By: Julia Fiederlein Cipriano
Posted: Monday, June 12, 2023

According to Shubham Pant, MD, of The University of Texas MD Anderson Cancer Center, Houston, and colleagues, treatment with the HER2-targeted bispecific antibody zanidatamab appeared to be safe and active in patients with refractory HER2-positive locally advanced unresectable or metastatic biliary tract cancer. The results of the phase IIb HERIZON-BTC-01 trial were presented during the 2023 American Society for Clinical Oncology (ASCO) Annual Meeting (Abstract 4008) and simultaneously published in The Lancet Oncology.

“Chemotherapy for patients with biliary tract cancers [whose disease has] progressed on first-line therapy is usually associated with a 5% response rate,” Dr. Pant commented in an MD Anderson press release. “These results provide evidence that zanidatamab can achieve durable responses and may offer a new treatment opportunity for patients who previously had limited options.”

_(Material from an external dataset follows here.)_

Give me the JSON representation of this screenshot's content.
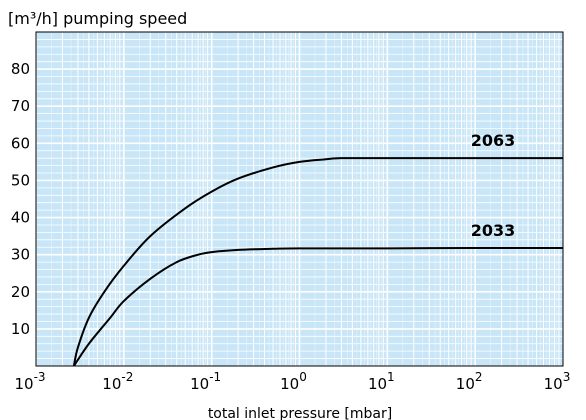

A total of 80 patients with HER2-positive disease (cohort 1) and 7 patients with HER2-low/negative disease (cohort 2) who had received prior gemcitabine-containing therapy were administered 20 mg/kg of intravenous zanidatamab every 2 weeks. Of this population, 52% had gallbladder cancer, 30% had intrahepatic cholangiocarcinoma, and 18% had extrahepatic cholangiocarcinoma.

In cohort 1, the confirmed objective response rate was 41%; the median duration of response was 12.9 months. At data cutoff, among the 33 responders, 49% had ongoing responses, and 82% had a duration of response of at least 16 weeks. The median time to first response was 1.8 months. Evaluations of progression-free and overall survival are underway. In cohort 2, no responses were observed.

Treatment-related adverse events occurred in 72% of the overall population; diarrhea (37%) and infusion-related reactions (33%) were reported most frequently. A total of 18% of patients experienced a grade 3 treatment-related adverse event. Two patients discontinued treatment because of adverse events. Serious treatment-related adverse events were observed in seven patients. According to the investigators, there were no zanidatamab-related grade 4 adverse events or deaths in this population.

Disclosure: For full disclosures of the study authors, visit coi.asco.org.